故人が所有していたマンションは相続財産に含まれます。
マンションを相続する際には、故人から相続人への名義変更手続きや相続税申告などの手続きが必要です。
なお、相続したマンションの活用や売却をするときには、先に名義変更手続きをすませておかなければならないのでご注意ください。
また、相続手続きの中でも相続税申告は相続開始から10ヶ月以内と期限が決められています。
相続税の申告期限までに、故人が所有していたマンションを誰が相続するのか、マンションをどのように活用するのかを決めて手続きを進めるのは非常に大変です。
ミスなく相続手続きを終えたい、自分の希望や資産状況に合う遺産分割を行う場合には、相続に詳しい司法書士や弁護士に相談することもおすすめします。

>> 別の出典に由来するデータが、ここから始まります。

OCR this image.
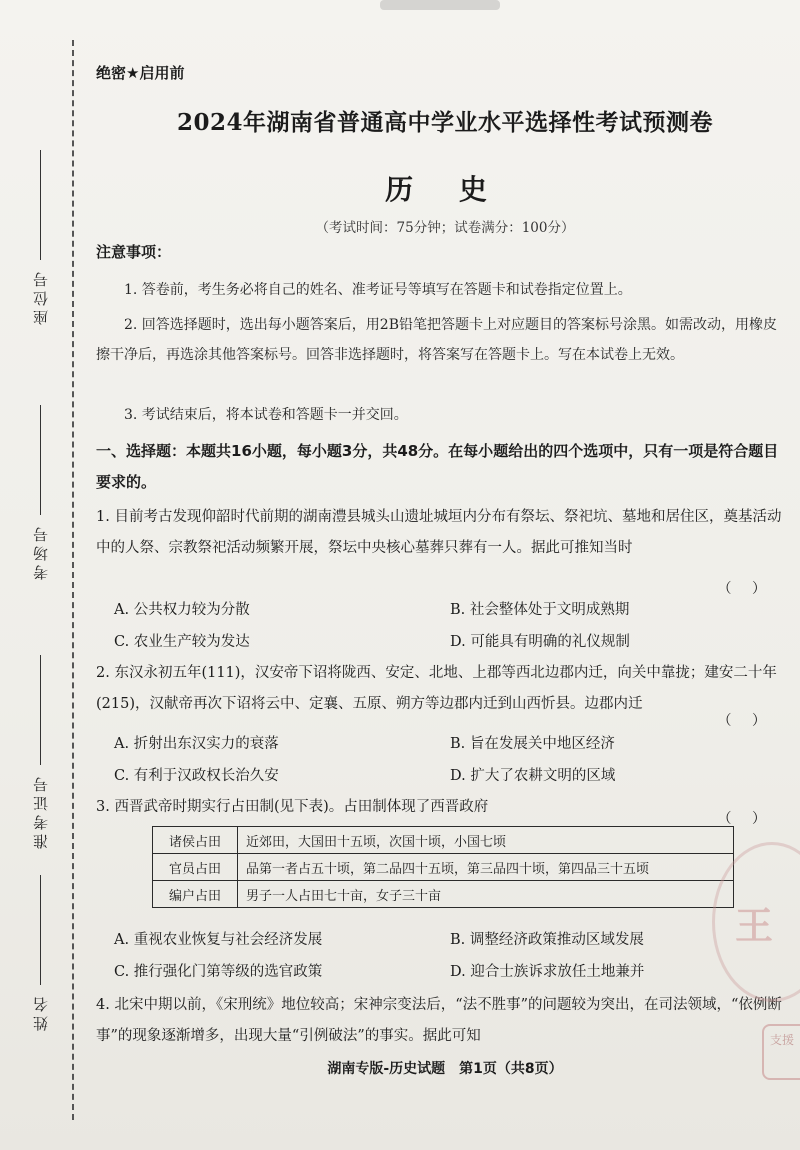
座位号
考场号
准考证号
姓名
绝密★启用前
2024年湖南省普通高中学业水平选择性考试预测卷
历 史
（考试时间：75分钟；试卷满分：100分）
注意事项：
1. 答卷前，考生务必将自己的姓名、准考证号等填写在答题卡和试卷指定位置上。
2. 回答选择题时，选出每小题答案后，用2B铅笔把答题卡上对应题目的答案标号涂黑。如需改动，用橡皮擦干净后，再选涂其他答案标号。回答非选择题时，将答案写在答题卡上。写在本试卷上无效。
3. 考试结束后，将本试卷和答题卡一并交回。
一、选择题：本题共16小题，每小题3分，共48分。在每小题给出的四个选项中，只有一项是符合题目要求的。
1. 目前考古发现仰韶时代前期的湖南澧县城头山遗址城垣内分布有祭坛、祭祀坑、墓地和居住区，奠基活动中的人祭、宗教祭祀活动频繁开展，祭坛中央核心墓葬只葬有一人。据此可推知当时
（ ）
A. 公共权力较为分散	B. 社会整体处于文明成熟期
C. 农业生产较为发达	D. 可能具有明确的礼仪规制
2. 东汉永初五年(111)，汉安帝下诏将陇西、安定、北地、上郡等西北边郡内迁，向关中靠拢；建安二十年(215)，汉献帝再次下诏将云中、定襄、五原、朔方等边郡内迁到山西忻县。边郡内迁
（ ）
A. 折射出东汉实力的衰落	B. 旨在发展关中地区经济
C. 有利于汉政权长治久安	D. 扩大了农耕文明的区域
3. 西晋武帝时期实行占田制(见下表)。占田制体现了西晋政府
（ ）
诸侯占田	近郊田，大国田十五顷，次国十顷，小国七顷
官员占田	品第一者占五十顷，第二品四十五顷，第三品四十顷，第四品三十五顷
编户占田	男子一人占田七十亩，女子三十亩
A. 重视农业恢复与社会经济发展	B. 调整经济政策推动区域发展
C. 推行强化门第等级的选官政策	D. 迎合士族诉求放任土地兼并
4. 北宋中期以前，《宋刑统》地位较高；宋神宗变法后，“法不胜事”的问题较为突出，在司法领域，“依例断事”的现象逐渐增多，出现大量“引例破法”的事实。据此可知
王
支援
湖南专版-历史试题　第1页（共8页）
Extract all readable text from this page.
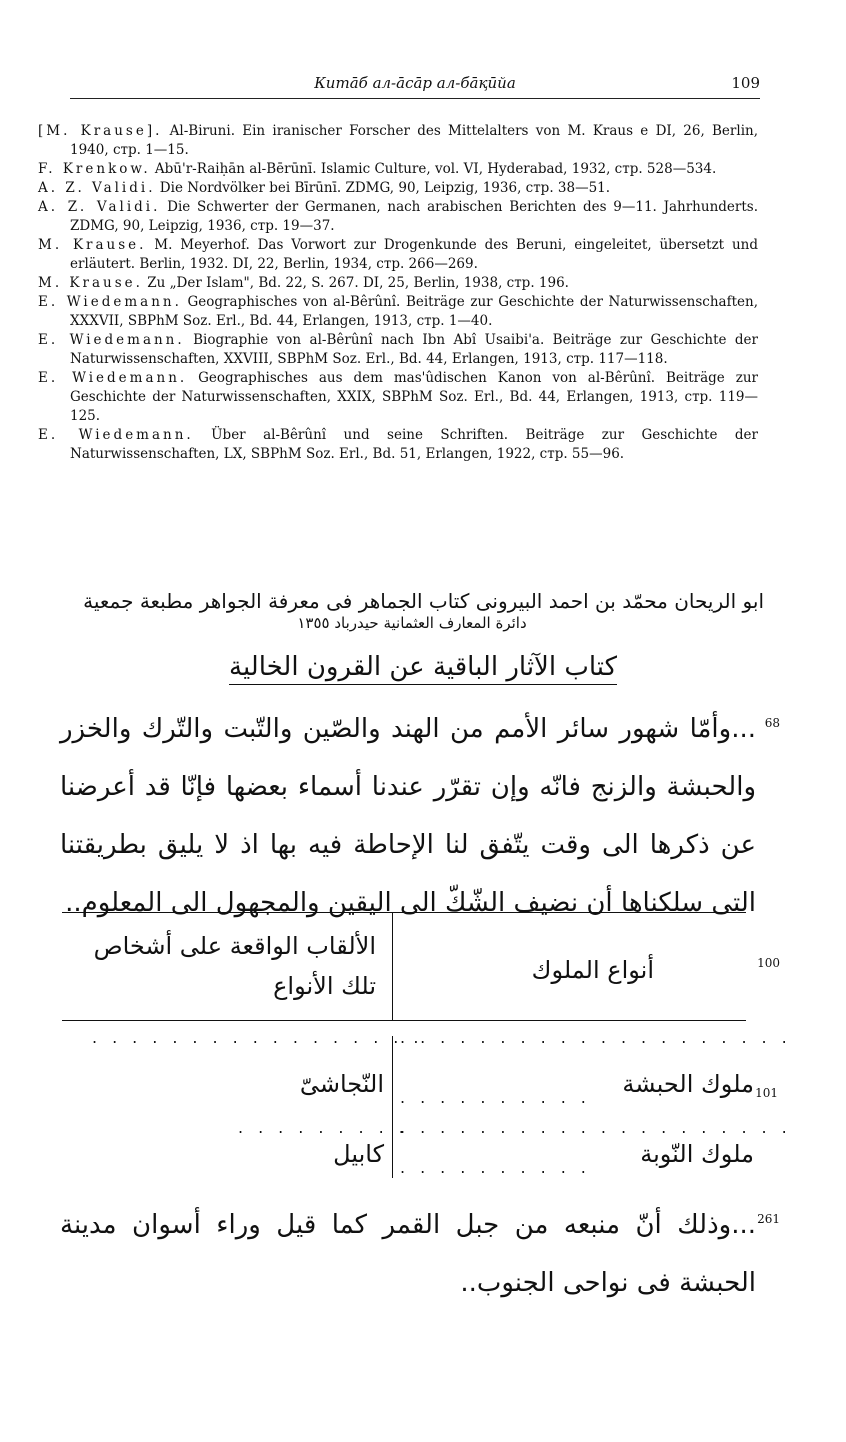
Китāб ал-āсāр ал-бāқūйа	109
[M. Krause]. Al-Biruni. Ein iranischer Forscher des Mittelalters von M. Kraus e DI, 26, Berlin, 1940, стр. 1—15.
F. Krenkow. Abū'r-Raiḥān al-Bērūnī. Islamic Culture, vol. VI, Hyderabad, 1932, стр. 528—534.
A. Z. Validi. Die Nordvölker bei Bīrūnī. ZDMG, 90, Leipzig, 1936, стр. 38—51.
A. Z. Validi. Die Schwerter der Germanen, nach arabischen Berichten des 9—11. Jahrhunderts. ZDMG, 90, Leipzig, 1936, стр. 19—37.
M. Krause. M. Meyerhof. Das Vorwort zur Drogenkunde des Beruni, eingeleitet, übersetzt und erläutert. Berlin, 1932. DI, 22, Berlin, 1934, стр. 266—269.
M. Krause. Zu „Der Islam", Bd. 22, S. 267. DI, 25, Berlin, 1938, стр. 196.
E. Wiedemann. Geographisches von al-Bêrûnî. Beiträge zur Geschichte der Naturwissenschaften, XXXVII, SBPhM Soz. Erl., Bd. 44, Erlangen, 1913, стр. 1—40.
E. Wiedemann. Biographie von al-Bêrûnî nach Ibn Abî Usaibi'a. Beiträge zur Geschichte der Naturwissenschaften, XXVIII, SBPhM Soz. Erl., Bd. 44, Erlangen, 1913, стр. 117—118.
E. Wiedemann. Geographisches aus dem mas'ûdischen Kanon von al-Bêrûnî. Beiträge zur Geschichte der Naturwissenschaften, XXIX, SBPhM Soz. Erl., Bd. 44, Erlangen, 1913, стр. 119—125.
E. Wiedemann. Über al-Bêrûnî und seine Schriften. Beiträge zur Geschichte der Naturwissenschaften, LX, SBPhM Soz. Erl., Bd. 51, Erlangen, 1922, стр. 55—96.
ابو الريحان محمّد بن احمد البيرونى كتاب الجماهر فى معرفة الجواهر مطبعة جمعية
دائرة المعارف العثمانية حيدرباد ١٣٥٥
كتاب الآثار الباقية عن القرون الخالية
68
...وأمّا شهور سائر الأمم من الهند والصّين والتّبت والتّرك والخزر والحبشة والزنج فانّه وإن تقرّر عندنا أسماء بعضها فإنّا قد أعرضنا عن ذكرها الى وقت يتّفق لنا الإحاطة فيه بها اذ لا يليق بطريقتنا التى سلكناها أن نضيف الشّكّ الى اليقين والمجهول الى المعلوم..
100
أنواع الملوك
الألقاب الواقعة على أشخاص تلك الأنواع
.................
....................
.........
....................
101
ملوك الحبشة
..........
النّجاشىّ
ملوك النّوبة
..........
كابيل
261
...وذلك أنّ منبعه من جبل القمر كما قيل وراء أسوان مدينة الحبشة فى نواحى الجنوب..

本記事では、マンションの相続手続きの流れや必要書類、相続税評価額の算出方法を解説します。
不動産を相続したときの流れは、下記の記事もご参考にしてください。
1章 マンションの相続手続きの流れ
マンションを相続したときには、故人から相続人への名義変更手続きや相続税申告などの手続きが必要です。
相続が発生したときには、下記の手順で手続きを進めていきましょう。
- 遺言書の有無を確認する
- 相続人と相続財産の調査を行う
- 相続人全員で遺産分割協議を行う
- マンションの相続登記を行う
- 相続税申告を行う
それぞれ詳しく解説していきます。
STEP① 遺言書の有無を確認する
相続が発生したときには、最初に遺言書の有無を確認しましょう。
故人が遺言書を作成していた場合、原則として遺言書の内容通りに遺産分割が行われるからです。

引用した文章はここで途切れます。